SPARC: Subspace-Aware Prompt Adaptation for Robust Continual Learning in LLMs
Dinithi Jayasuriya, Sina Tayebati, Davide Ettori, Ranganath Krishnan, Amit Ranjan Trivedi
TL;DR
SPARC addresses continual learning in LLMs by enabling task adaptation through low-dimensional, PCA-derived subspaces inside prompt tuning. The framework uses subspace overlap via cosine similarity to decide prompt reuse and orthogonal initialization to isolate new tasks, while keeping the base model frozen. Only soft prompts in a small subspace are trained, allowing strong forward and backward transfer and compatibility with LoRA. Empirical results on domain- and task-incremental settings show robust knowledge retention (up to 97% prior knowledge retained) and competitive accuracy with minimal parameter updates (as low as 0.04% and 1% with LoRA) across benchmarks like SuperGLUE.
Abstract
We propose SPARC, a lightweight continual learning framework for large language models (LLMs) that enables efficient task adaptation through prompt tuning in a lower-dimensional space. By leveraging principal component analysis (PCA), we identify a compact subspace of the training data.
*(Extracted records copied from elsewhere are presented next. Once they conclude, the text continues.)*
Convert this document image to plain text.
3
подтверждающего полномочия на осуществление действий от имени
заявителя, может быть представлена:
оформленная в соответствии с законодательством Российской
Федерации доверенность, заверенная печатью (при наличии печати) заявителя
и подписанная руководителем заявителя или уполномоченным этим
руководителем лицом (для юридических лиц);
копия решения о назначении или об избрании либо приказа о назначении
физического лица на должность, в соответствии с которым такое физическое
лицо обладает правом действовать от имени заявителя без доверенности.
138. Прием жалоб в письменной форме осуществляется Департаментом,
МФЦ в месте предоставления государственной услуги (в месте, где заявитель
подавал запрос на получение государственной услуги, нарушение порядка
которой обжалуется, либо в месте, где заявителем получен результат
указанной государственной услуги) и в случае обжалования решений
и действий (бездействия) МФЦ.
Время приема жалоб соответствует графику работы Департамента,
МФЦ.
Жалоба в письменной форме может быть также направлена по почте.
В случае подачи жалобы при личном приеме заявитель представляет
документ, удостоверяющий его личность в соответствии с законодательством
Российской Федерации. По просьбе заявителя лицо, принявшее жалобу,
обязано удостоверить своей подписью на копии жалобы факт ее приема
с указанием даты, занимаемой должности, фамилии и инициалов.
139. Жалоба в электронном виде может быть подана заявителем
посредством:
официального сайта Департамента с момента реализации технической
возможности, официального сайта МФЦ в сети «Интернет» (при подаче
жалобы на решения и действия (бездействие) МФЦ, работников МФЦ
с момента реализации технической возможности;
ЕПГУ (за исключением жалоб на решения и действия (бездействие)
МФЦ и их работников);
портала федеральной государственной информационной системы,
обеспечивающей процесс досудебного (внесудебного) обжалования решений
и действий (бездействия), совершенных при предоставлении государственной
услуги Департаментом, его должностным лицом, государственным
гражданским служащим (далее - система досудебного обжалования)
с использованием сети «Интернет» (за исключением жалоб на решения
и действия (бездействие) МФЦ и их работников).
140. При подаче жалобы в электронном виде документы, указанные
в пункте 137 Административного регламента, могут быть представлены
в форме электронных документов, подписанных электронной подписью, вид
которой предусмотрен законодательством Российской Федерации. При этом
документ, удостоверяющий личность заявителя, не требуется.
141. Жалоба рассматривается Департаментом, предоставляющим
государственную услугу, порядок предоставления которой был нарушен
Optimizing prompts in this lower-dimensional space enhances training efficiency, as it focuses updates on the most relevant features while reducing computational overhead. Furthermore, since the model's internal structure remains unaltered, the extensive knowledge gained from pretraining is fully preserved, ensuring that previously learned information is not compromised during adaptation. Our method achieves high knowledge retention in both task-incremental and domain-incremental continual learning setups while fine-tuning only 0.04% of the model's parameters. Additionally, by integrating LoRA, we enhance adaptability to computational constraints, allowing for a tradeoff between accuracy and training cost. Experiments on the SuperGLUE benchmark demonstrate that our PCA-based prompt tuning combined with LoRA maintains full knowledge retention while improving accuracy, utilizing only 1% of the model's parameters. These results establish our approach as a scalable and resource-efficient solution for continual learning in LLMs.